Laurent Nuñez a justifié cet amendement par le besoin urgent de « mieux protéger les usagers de la route ». Il a rappelé que 3 515 personnes ont perdu la vie sur les routes françaises en 2025, et que les stupéfiants figurent dans 11 % des accidents mortels. Si l’amendement est adopté, la suspension du permis pourrait être appliquée de manière provisoire, jusqu’à une décision judiciaire, pour une durée maximale de six mois.
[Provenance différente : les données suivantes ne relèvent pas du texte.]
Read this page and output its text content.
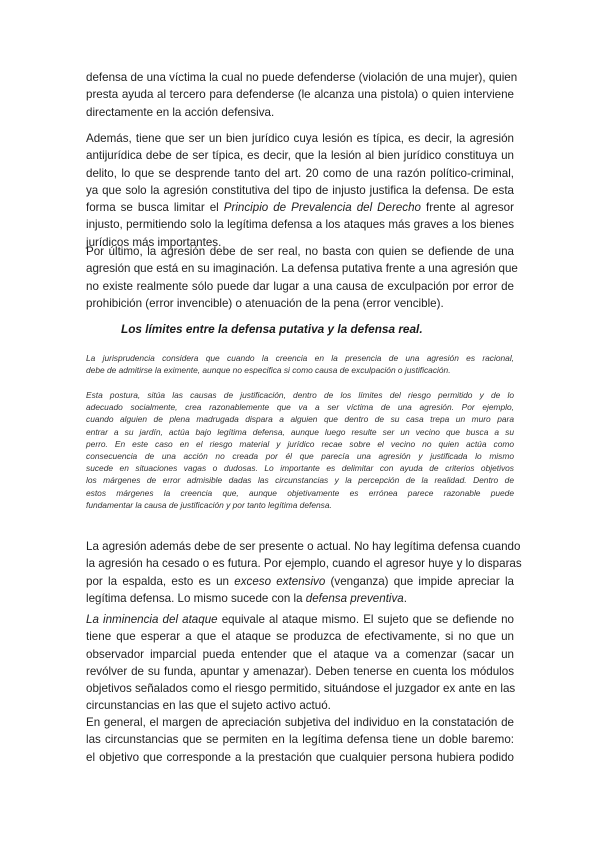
defensa de una víctima la cual no puede defenderse (violación de una mujer), quien
presta ayuda al tercero para defenderse (le alcanza una pistola) o quien interviene
directamente en la acción defensiva.
Además, tiene que ser un bien jurídico cuya lesión es típica, es decir, la agresión
antijurídica debe de ser típica, es decir, que la lesión al bien jurídico constituya un
delito, lo que se desprende tanto del art. 20 como de una razón político-criminal,
ya que solo la agresión constitutiva del tipo de injusto justifica la defensa. De esta
forma se busca limitar el Principio de Prevalencia del Derecho frente al agresor
injusto, permitiendo solo la legítima defensa a los ataques más graves a los bienes
jurídicos más importantes.
Por último, la agresión debe de ser real, no basta con quien se defiende de una
agresión que está en su imaginación. La defensa putativa frente a una agresión que
no existe realmente sólo puede dar lugar a una causa de exculpación por error de
prohibición (error invencible) o atenuación de la pena (error vencible).
Los límites entre la defensa putativa y la defensa real.
La jurisprudencia considera que cuando la creencia en la presencia de una agresión es racional,
debe de admitirse la eximente, aunque no especifica si como causa de exculpación o justificación.
Esta postura, sitúa las causas de justificación, dentro de los límites del riesgo permitido y de lo
adecuado socialmente, crea razonablemente que va a ser víctima de una agresión. Por ejemplo,
cuando alguien de plena madrugada dispara a alguien que dentro de su casa trepa un muro para
entrar a su jardín, actúa bajo legítima defensa, aunque luego resulte ser un vecino que busca a su
perro. En este caso en el riesgo material y jurídico recae sobre el vecino no quien actúa como
consecuencia de una acción no creada por él que parecía una agresión y justificada lo mismo
sucede en situaciones vagas o dudosas. Lo importante es delimitar con ayuda de criterios objetivos
los márgenes de error admisible dadas las circunstancias y la percepción de la realidad. Dentro de
estos márgenes la creencia que, aunque objetivamente es errónea parece razonable puede
fundamentar la causa de justificación y por tanto legítima defensa.
La agresión además debe de ser presente o actual. No hay legítima defensa cuando
la agresión ha cesado o es futura. Por ejemplo, cuando el agresor huye y lo disparas
por la espalda, esto es un exceso extensivo (venganza) que impide apreciar la
legítima defensa. Lo mismo sucede con la defensa preventiva.
La inminencia del ataque equivale al ataque mismo. El sujeto que se defiende no
tiene que esperar a que el ataque se produzca de efectivamente, si no que un
observador imparcial pueda entender que el ataque va a comenzar (sacar un
revólver de su funda, apuntar y amenazar). Deben tenerse en cuenta los módulos
objetivos señalados como el riesgo permitido, situándose el juzgador ex ante en las
circunstancias en las que el sujeto activo actuó.
En general, el margen de apreciación subjetiva del individuo en la constatación de
las circunstancias que se permiten en la legítima defensa tiene un doble baremo:
el objetivo que corresponde a la prestación que cualquier persona hubiera podido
Ce projet de loi a été adopté à l’Assemblée nationale jeudi dernier, mais il divise fortement les députés. Du côté de la gauche, plusieurs voix s’élèvent contre cette mesure. Roger Vicot, député PS, a dénoncé une sanction pour un acte qui n’a pas encore été commis. Pouria Amirshahi, écologiste, a critiqué le caractère préventif de cette disposition, soulignant qu’elle pourrait pénaliser des comportements qui n’ont pas encore eu lieu.
Elsa Faucillon du PCF a dressé un parallèle avec la consommation d’alcool, se demandant si cette mesure devrait également s’appliquer à une personne retrouvée en état d’ivresse sur la voie publique. Ugo Bernalicis, député LFI, a quant à lui qualifié cette mesure d’inconstitutionnelle et contre-productive, affirmant qu’elle pourrait mener à une augmentation de la conduite sans permis.
Au sein même du groupe des députés Renaissance, des opinions divergentes émergent. Guillaume Kasbarian s’est montré sceptique, interrogeant la logique de retirer un permis à une personne qui ne conduit pas. Il a rappelé qu’il y a en France environ cinq millions de consommateurs de cannabis. À l’inverse, Mickaël Taverne, député RN, a soutenu la nécessité de durcir le projet de loi pour mieux lutter contre ce fléau.
En parallèle, l’Assemblée a également adopté un autre article important du texte, visant à lutter contre les rodéos urbains. Cette nouvelle disposition prévoit une amende forfaitaire délictuelle de 800 euros pour ce délit, ainsi qu’une interdiction administrative de conduire tout véhicule terrestre motorisé, y compris ceux ne nécessitant pas de permis.
Alors que le débat s’intensifie, la question de la responsabilité individuelle face à la consommation de stupéfiants reste au cœur des préoccupations. La mise en œuvre de mesures préventives soulève des interrogations sur l’équilibre entre la protection des usagers de la route et les droits des individus. Ce contexte juridique et social complexe appelle à une réflexion approfondie sur la manière de concilier sécurité routière et respect des libertés individuelles.